Rhasspy eats first word after wakeword

ulno · March 9, 2020, 1:42pm

I have 2.4.19 installed on 2 x230 laptops and an Intel NUC with various microphones on manjaro and ubuntu running in a venv. I am using kaldi/openfst and experience a slightly annoying problem both with porcupine as well as snowboy as wakeword listener. Commands like “turn all lights on” or “make reading area 50 percent” work well - however “tell me a joke” or “set reading area to 50 percent” are shortened to “me a joke” and “reading area to 50 percent” both with porcupine and snowboy in about 80% of my tests (snowboy seems to perform a tiny bit better).
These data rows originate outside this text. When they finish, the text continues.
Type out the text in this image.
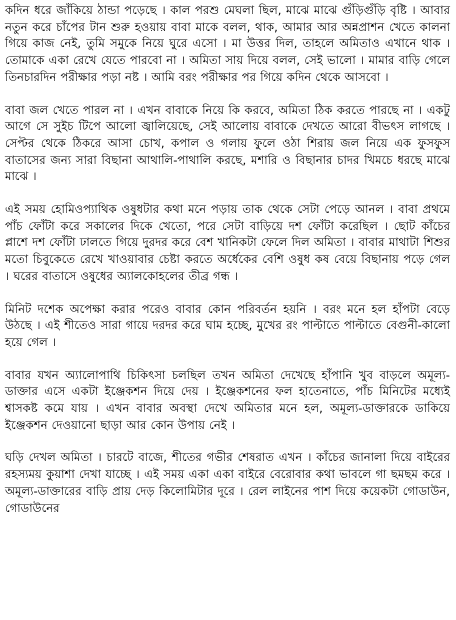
কদিন ধরে জাঁকিয়ে ঠান্ডা পড়েছে । কাল পরশু মেঘলা ছিল, মাঝে মাঝে গুঁড়িগুঁড়ি বৃষ্টি । আবার নতুন করে চাঁপের টান শুরু হওয়ায় বাবা মাকে বলল, থাক, আমার আর অন্নপ্রাশন খেতে কালনা গিয়ে কাজ নেই, তুমি সমুকে নিয়ে ঘুরে এসো । মা উত্তর দিল, তাহলে অমিতাও এখানে থাক । তোমাকে একা রেখে যেতে পারবো না । অমিতা সায় দিয়ে বলল, সেই ভালো । মামার বাড়ি গেলে তিনচারদিন পরীক্ষার পড়া নষ্ট । আমি বরং পরীক্ষার পর গিয়ে কদিন থেকে আসবো ।

বাবা জল খেতে পারল না । এখন বাবাকে নিয়ে কি করবে, অমিতা ঠিক করতে পারছে না । একটু আগে সে সুইচ টিপে আলো জ্বালিয়েছে, সেই আলোয় বাবাকে দেখতে আরো বীভৎস লাগছে । সেপ্টর থেকে ঠিকরে আসা চোখ, কপাল ও গলায় ফুলে ওঠা শিরায় জল নিয়ে এক ফুসফুস বাতাসের জন্য সারা বিছানা আথালি-পাথালি করছে, মশারি ও বিছানার চাদর খিমচে ধরছে মাঝে মাঝে ।

এই সময় হোমিওপ্যাথিক ওষুধটার কথা মনে পড়ায় তাক থেকে সেটা পেড়ে আনল । বাবা প্রথমে পাঁচ ফোঁটা করে সকালের দিকে খেতো, পরে সেটা বাড়িয়ে দশ ফোঁটা করেছিল । ছোট কাঁচের প্লাশে দশ ফোঁটা ঢালতে গিয়ে দুরদর করে বেশ খানিকটা ফেলে দিল অমিতা । বাবার মাথাটা শিশুর মতো চিবুকেতে রেখে খাওয়াবার চেষ্টা করতে অর্ধেকের বেশি ওষুধ কষ বেয়ে বিছানায় পড়ে গেল । ঘরের বাতাসে ওষুধের অ্যালকোহলের তীব্র গন্ধ ।

মিনিট দশেক অপেক্ষা করার পরেও বাবার কোন পরিবর্তন হয়নি । বরং মনে হল হাঁপটা বেড়ে উঠছে । এই শীতেও সারা গায়ে দরদর করে ঘাম হচ্ছে, মুখের রং পাল্টাতে পাল্টাতে বেগুনী-কালো হয়ে গেল ।

বাবার যখন অ্যালোপাথি চিকিৎসা চলছিল তখন অমিতা দেখেছে হাঁপানি খুব বাড়লে অমূল্য-ডাক্তার এসে একটা ইঞ্জেকশন দিয়ে দেয় । ইঞ্জেকশনের ফল হাতেনাতে, পাঁচ মিনিটের মধ্যেই শ্বাসকষ্ট কমে যায় । এখন বাবার অবস্থা দেখে অমিতার মনে হল, অমূল্য-ডাক্তারকে ডাকিয়ে ইঞ্জেকশন দেওয়ানো ছাড়া আর কোন উপায় নেই ।

ঘড়ি দেখল অমিতা । চারটে বাজে, শীতের গভীর শেষরাত এখন । কাঁচের জানালা দিয়ে বাইরের রহস্যময় কুয়াশা দেখা যাচ্ছে । এই সময় একা একা বাইরে বেরোবার কথা ভাবলে গা ছমছম করে । অমূল্য-ডাক্তারের বাড়ি প্রায় দেড় কিলোমিটার দূরে । রেল লাইনের পাশ দিয়ে কয়েকটা গোডাউন, গোডাউনের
Recording directly from the web interface (holding the button) always detects the first word.

I played with various vad settings (0,1,2,3) but things only seem to get worse the more aggressive the vad. Making a break after the first word like “set … reading area to 50 percent” makes the recognition more likely.

Any ideas what I could change/test?

frkos · March 9, 2020, 2:18pm

Hi @ulno
Did you try to change value for throwaway_buffers?

https://rhasspy.readthedocs.io/en/latest/command-listener/#webrtcvad

ulno · March 9, 2020, 6:24pm

I looked and played with them when using porcupine - I tried smaller values as the default - not seeing any improvement. I will give it now another go with snowboy.

Do I understand it correctly that I have to decrease these buffer to throw less away or do I have to increase the buffer if more should be recorded before the actual command activity?

ulno · March 9, 2020, 6:32pm

Setting the throwaway buffers to 1 seems to take care both in snowboy and porcupine (on my desktop) - need to test on the other pcs still.

ulno · March 9, 2020, 9:42pm

Yep, works on everything slightly modern.
Can’t use my intel NUC with celeron though as it cannot run openfst - required for kaldi.

leoben7 · May 6, 2020, 4:02pm

I had this problem as well…

Anyway at the moment I am using a not very good microphone, so I don’t know if it could depend on it, but I could hear the recorded audio (in the web gui) and it actually seemed to be missing of the first part.

I had also to add speech_buffers to 0 for webrtcvad to resolve my problem.